Honeywell Remains Upbeat on '08, Warns of '09 Decline

Automation vendor offers sneak peak at 2008 full-year numbers and looks ahead to a difficult 2009.


Posted on Dec 15, 2008

In advance of its year-end 2008 earnings announcement next month, Honeywell today said it is on track with earlier guidance to deliver 6% sales growth and a 20% increase in earnings per share.

Honeywell anticipates reporting total annual sales of $36.6 billion, and earnings per share in the range of $3.76 to $3.80. Revenue in fiscal 2007 totaled $34.6 billion, while earnings per share reached $3.16. Free cash flow in 2009 is expected to be $3.2 billion. Late last week, the diversified automation vendor announced its fifth consecutive yearly dividend increase, a 10% boost to $1.21 per common share from $1.10, effective with the first-quarter 2009 dividend payment.

Looking ahead, the company gave guidance for the coming year, calling for a decline in sales, which officials expect to be in a range of $33.6 billion to $35.3 billion, with earnings per share of $3.20 to $3.55. Today, Honeywell said that factors likely to affect whether the company comes in at the high end or low end include the global economy, inflation, currency fluctuations, and whether Honeywell has the right mix of products. Among the company’s various businesses, Defense & Space, Building Solutions, and Process Solutions will be the main contributors to organic sales, officials predicted.
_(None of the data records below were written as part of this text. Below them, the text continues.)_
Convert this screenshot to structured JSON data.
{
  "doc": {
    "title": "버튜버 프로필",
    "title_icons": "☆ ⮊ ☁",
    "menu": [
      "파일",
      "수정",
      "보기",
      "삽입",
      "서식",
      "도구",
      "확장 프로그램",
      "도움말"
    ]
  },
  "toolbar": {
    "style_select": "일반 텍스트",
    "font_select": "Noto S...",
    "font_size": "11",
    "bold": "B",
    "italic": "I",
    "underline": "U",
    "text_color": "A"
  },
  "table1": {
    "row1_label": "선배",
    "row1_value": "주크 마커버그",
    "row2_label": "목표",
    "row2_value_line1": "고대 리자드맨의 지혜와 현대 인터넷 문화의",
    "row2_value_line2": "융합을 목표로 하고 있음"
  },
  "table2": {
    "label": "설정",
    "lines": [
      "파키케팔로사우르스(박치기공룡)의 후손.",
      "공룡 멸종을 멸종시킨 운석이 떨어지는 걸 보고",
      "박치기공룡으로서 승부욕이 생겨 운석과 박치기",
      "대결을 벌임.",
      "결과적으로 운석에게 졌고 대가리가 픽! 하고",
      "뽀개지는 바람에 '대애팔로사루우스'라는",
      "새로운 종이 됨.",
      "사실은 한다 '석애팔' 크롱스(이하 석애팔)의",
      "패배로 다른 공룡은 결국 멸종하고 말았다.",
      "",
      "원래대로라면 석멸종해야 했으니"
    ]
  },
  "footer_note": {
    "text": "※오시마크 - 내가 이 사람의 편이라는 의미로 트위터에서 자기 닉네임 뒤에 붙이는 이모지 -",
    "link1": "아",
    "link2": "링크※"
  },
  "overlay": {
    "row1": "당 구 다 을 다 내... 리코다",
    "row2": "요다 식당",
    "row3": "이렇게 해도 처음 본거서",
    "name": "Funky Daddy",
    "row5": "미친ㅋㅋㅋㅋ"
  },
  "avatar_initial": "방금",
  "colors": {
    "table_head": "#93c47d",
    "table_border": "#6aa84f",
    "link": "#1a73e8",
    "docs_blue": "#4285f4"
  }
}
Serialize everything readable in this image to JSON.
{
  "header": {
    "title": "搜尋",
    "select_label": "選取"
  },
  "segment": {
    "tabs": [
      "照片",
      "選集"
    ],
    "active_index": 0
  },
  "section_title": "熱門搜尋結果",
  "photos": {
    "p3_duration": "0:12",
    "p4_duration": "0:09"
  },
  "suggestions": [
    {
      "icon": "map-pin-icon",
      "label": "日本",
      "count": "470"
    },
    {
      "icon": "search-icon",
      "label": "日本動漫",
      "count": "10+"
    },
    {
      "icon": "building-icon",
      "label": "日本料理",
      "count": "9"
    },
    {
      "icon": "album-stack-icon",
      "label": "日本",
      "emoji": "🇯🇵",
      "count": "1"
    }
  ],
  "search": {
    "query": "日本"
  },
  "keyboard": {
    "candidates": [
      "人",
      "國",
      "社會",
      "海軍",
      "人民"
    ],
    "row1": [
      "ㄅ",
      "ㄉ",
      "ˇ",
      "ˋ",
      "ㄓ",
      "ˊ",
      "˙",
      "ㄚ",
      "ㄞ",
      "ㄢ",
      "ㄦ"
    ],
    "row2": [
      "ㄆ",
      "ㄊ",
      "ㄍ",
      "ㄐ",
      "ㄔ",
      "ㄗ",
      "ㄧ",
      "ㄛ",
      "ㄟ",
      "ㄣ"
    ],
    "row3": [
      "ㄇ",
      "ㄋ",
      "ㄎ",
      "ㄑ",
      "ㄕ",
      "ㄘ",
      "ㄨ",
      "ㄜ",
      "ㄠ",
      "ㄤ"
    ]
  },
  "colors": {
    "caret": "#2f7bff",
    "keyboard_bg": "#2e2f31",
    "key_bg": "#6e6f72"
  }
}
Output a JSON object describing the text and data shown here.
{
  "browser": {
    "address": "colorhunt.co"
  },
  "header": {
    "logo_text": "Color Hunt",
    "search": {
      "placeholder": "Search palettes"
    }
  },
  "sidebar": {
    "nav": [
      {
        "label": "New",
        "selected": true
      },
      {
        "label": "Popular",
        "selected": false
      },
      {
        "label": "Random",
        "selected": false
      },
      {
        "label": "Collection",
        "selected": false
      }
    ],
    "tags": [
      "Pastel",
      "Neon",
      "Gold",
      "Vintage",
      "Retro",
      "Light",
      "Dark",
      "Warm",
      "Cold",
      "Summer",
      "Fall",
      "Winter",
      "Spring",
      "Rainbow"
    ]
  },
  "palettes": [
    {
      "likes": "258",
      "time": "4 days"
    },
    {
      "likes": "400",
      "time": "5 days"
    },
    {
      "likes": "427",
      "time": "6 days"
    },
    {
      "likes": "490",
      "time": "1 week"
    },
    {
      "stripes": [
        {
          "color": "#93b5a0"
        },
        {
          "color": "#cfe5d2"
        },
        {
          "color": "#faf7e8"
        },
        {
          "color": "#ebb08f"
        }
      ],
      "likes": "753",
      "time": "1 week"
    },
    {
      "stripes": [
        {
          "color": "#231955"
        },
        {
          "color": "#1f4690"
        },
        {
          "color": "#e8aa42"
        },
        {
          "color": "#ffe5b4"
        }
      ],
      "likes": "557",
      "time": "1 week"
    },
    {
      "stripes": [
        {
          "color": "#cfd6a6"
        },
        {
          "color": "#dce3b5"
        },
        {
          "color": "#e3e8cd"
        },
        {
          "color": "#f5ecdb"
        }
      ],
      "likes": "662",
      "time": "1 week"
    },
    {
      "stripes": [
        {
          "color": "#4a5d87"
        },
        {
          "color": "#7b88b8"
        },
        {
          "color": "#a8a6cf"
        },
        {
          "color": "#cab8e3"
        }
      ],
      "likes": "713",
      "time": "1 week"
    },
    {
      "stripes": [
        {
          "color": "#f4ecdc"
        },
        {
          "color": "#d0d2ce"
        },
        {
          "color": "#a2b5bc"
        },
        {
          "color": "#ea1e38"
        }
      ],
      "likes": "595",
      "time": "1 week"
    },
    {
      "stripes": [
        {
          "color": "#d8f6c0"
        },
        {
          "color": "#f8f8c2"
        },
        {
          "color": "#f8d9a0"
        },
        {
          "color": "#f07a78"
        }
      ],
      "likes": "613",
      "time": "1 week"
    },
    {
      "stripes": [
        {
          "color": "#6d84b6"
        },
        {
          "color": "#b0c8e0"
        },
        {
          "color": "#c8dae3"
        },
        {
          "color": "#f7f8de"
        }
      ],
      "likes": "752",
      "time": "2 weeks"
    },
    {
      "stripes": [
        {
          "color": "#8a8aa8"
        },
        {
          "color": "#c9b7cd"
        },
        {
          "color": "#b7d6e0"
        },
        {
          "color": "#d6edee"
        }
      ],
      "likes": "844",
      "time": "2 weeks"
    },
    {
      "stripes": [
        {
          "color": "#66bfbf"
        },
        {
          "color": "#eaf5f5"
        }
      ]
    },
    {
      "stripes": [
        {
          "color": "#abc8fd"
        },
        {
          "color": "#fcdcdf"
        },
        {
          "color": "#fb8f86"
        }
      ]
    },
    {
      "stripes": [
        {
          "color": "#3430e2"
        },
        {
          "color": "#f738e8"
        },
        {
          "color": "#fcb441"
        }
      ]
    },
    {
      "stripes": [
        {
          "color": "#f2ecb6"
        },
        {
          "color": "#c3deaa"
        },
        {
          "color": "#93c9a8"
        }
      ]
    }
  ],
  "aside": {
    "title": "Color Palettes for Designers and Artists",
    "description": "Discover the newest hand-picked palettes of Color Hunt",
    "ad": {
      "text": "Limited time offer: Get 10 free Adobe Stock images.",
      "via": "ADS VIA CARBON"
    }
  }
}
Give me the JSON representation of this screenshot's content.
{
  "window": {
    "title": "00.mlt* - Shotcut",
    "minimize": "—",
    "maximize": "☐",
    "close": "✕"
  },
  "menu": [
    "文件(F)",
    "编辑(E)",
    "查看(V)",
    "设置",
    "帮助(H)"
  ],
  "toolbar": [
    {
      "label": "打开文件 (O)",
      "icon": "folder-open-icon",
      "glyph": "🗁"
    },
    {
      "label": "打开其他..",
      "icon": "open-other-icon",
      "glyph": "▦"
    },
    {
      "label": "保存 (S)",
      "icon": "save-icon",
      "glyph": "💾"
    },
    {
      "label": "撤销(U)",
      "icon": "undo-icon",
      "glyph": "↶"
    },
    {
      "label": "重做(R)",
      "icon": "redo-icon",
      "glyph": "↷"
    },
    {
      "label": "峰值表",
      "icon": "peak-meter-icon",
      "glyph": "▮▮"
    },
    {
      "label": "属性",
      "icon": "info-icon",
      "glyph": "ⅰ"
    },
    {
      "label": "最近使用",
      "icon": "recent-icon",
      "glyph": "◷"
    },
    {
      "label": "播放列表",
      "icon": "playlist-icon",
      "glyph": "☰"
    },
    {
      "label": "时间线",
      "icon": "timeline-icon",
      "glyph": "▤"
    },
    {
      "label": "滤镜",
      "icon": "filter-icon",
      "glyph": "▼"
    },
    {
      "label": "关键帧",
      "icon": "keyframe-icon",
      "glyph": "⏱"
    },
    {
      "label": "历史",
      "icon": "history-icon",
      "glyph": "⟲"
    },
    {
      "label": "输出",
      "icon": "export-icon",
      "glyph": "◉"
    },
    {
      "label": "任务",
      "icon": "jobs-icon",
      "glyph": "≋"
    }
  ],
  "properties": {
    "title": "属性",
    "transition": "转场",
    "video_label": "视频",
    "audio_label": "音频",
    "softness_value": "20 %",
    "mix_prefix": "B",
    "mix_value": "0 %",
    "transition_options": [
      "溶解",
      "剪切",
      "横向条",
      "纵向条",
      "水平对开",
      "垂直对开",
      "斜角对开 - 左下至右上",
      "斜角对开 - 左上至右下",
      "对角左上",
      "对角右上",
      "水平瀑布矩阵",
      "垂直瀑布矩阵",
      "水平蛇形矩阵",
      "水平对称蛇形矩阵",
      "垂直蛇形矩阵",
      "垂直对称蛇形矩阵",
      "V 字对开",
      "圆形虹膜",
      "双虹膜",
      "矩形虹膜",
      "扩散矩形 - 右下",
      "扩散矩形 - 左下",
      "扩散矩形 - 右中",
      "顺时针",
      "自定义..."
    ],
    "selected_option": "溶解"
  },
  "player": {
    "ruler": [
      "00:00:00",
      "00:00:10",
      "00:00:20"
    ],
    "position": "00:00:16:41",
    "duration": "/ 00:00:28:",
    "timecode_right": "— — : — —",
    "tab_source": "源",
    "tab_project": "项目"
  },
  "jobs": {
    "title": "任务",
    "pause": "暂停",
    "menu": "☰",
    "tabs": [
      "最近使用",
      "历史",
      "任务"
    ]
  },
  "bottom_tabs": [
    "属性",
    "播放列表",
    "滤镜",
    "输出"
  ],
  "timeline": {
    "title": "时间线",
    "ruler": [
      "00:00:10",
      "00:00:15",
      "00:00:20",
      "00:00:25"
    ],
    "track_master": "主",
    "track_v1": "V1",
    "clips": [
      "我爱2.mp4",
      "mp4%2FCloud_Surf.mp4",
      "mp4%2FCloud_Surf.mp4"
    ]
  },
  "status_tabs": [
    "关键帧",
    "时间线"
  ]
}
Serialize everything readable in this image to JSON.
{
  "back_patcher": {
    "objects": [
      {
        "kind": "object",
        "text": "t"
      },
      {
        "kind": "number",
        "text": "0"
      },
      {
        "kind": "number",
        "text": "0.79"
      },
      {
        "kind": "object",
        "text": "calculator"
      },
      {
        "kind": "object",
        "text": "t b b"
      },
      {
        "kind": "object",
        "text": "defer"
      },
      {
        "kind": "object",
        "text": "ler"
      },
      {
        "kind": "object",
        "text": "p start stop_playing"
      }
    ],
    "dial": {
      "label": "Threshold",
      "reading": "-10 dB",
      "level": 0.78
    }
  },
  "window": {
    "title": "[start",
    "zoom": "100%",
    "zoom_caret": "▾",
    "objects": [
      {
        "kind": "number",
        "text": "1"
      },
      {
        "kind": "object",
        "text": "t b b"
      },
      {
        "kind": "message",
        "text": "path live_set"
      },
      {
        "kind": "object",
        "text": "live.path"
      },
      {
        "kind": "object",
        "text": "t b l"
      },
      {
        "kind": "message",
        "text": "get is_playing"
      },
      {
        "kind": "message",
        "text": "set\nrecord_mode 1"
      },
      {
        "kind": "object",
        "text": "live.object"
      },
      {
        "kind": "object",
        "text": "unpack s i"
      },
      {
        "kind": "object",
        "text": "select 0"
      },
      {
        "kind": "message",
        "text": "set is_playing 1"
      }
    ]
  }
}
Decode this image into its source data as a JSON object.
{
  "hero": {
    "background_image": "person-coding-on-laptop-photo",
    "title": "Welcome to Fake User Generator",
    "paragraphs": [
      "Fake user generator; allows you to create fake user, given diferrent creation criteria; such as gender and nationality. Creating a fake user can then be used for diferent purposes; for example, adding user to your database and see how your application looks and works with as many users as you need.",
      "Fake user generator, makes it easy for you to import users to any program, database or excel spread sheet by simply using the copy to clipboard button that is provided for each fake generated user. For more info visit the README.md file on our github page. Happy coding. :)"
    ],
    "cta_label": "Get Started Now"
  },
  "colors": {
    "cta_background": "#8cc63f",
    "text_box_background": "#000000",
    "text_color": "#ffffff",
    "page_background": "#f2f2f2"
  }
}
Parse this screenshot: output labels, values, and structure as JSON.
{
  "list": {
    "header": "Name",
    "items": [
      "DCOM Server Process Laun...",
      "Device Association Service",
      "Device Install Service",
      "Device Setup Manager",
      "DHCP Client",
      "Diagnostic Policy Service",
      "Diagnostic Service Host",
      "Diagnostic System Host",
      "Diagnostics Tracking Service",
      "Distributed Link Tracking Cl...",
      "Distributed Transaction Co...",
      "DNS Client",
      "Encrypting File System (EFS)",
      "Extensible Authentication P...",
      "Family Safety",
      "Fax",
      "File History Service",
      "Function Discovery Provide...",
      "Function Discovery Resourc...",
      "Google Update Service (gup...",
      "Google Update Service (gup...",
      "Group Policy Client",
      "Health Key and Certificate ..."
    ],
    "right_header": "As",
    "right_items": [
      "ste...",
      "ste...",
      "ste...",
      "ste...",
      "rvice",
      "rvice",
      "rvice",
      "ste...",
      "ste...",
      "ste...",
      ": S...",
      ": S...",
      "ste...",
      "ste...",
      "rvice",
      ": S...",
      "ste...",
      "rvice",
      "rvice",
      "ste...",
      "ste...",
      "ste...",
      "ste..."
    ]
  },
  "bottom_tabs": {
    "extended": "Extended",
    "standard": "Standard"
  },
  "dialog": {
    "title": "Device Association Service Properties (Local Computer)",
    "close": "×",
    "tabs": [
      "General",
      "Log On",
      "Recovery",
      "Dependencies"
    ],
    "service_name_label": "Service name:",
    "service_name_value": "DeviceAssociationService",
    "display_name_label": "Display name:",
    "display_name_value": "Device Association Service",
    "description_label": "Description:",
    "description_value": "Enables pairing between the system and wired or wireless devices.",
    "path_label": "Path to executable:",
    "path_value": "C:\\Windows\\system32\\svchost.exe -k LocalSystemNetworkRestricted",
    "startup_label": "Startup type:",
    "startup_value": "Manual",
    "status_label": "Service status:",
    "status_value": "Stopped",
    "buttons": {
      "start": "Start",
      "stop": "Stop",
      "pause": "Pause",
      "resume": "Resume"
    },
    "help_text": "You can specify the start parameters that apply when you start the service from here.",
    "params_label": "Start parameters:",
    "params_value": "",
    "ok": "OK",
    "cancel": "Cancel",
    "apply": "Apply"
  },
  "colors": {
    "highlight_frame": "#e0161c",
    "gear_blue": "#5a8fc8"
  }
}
Other groups, including Sensors & Control, Security, Turbo, and Specialty Materials are expected to be under considerably more pressure.

In remarks to financial analysts this morning, senior VP and CFO Dave Anderson said that Honeywell performed well in 2008 despite “tough economic conditions, particularly in the second half,” and continues to win new business. He credited a corporate strategy, initiated in 2006, to prepare for slower growth. “Since 2006, we’ve funded almost $700 million of repositioning operations,” he said.